Nem sempre a comunicação política destes interlocutores foi a mais concertada e articulada. Nunca tendo nomeado ao longo de 2020 uma equipa de cientistas para o coadjuvar permanentemente nas decisões e sem um porta-voz oficial, o governo foi transmitindo decisões através de interlocutores variados: primeiro-ministro, ministra da saúde, diretora-geral da saúde, secretários de estado da saúde, alguns governantes, entre outros. Ao longo de 2020, a diretora-geral de saúde foi promovendo conferências de imprensa, sempre ladeada por governantes da tutela, não se percebendo bem se os encontros com os jornalistas eram técnicos ou políticos. Também a periodicidade foi oscilando entre o ritmo diário para depois se fazer apenas em alguns dias da semana, acabando por desaparecer a partir de janeiro de 2021, paradoxalmente na altura em que a pandemia atingiu os índices mais graves a nível mundial. Isto sugere que nunca houve propriamente uma estratégia de comunicação bem arquitetada para comunicar com os cidadãos.
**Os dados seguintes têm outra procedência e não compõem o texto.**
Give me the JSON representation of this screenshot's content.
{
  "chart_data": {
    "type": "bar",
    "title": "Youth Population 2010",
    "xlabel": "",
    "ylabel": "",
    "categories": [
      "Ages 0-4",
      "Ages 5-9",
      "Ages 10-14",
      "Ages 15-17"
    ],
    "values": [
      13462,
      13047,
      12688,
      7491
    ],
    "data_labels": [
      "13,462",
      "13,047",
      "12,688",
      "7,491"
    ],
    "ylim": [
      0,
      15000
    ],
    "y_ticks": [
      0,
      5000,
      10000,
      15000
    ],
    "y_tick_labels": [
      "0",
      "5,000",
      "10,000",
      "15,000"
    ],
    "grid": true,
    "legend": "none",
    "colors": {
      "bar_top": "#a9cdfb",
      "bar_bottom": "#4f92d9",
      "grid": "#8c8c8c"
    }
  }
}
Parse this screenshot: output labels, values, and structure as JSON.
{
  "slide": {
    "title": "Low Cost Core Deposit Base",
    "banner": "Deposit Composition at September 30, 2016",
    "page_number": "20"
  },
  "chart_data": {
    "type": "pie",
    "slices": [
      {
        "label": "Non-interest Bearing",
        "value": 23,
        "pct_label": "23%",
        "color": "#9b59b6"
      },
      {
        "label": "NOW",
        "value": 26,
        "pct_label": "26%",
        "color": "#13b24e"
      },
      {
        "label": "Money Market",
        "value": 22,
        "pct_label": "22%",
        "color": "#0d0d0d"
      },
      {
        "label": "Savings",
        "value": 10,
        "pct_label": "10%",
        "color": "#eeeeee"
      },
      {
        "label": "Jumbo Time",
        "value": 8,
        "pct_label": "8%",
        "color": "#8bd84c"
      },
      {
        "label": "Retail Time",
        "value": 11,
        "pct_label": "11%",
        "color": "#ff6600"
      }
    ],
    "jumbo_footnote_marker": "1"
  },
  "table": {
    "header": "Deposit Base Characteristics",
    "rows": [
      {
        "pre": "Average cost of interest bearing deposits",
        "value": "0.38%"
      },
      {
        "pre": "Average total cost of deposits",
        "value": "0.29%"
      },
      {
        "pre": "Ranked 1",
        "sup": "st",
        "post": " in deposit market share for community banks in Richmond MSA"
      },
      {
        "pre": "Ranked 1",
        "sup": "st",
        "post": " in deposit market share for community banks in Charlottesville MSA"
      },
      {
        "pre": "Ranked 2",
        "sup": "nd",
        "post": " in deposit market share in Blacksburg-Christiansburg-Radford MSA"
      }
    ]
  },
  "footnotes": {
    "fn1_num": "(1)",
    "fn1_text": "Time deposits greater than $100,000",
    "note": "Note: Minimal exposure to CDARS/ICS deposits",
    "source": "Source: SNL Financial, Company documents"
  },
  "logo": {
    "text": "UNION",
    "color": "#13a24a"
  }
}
Mais do que as fontes oficiais, foram os jornalistas que tiveram maior regularidade na promoção do noticiário desta pandemia. E se numa primeira onda as fontes oficiais conseguiram rapidamente controlar os números de infetados e de mortes, decidindo de forma célere e comunicando isso de modo claro, ao longo de 2020 as hesitações nestes dois níveis foram aumentando. E a gravidade da doença também. E isso não terá sido por acaso.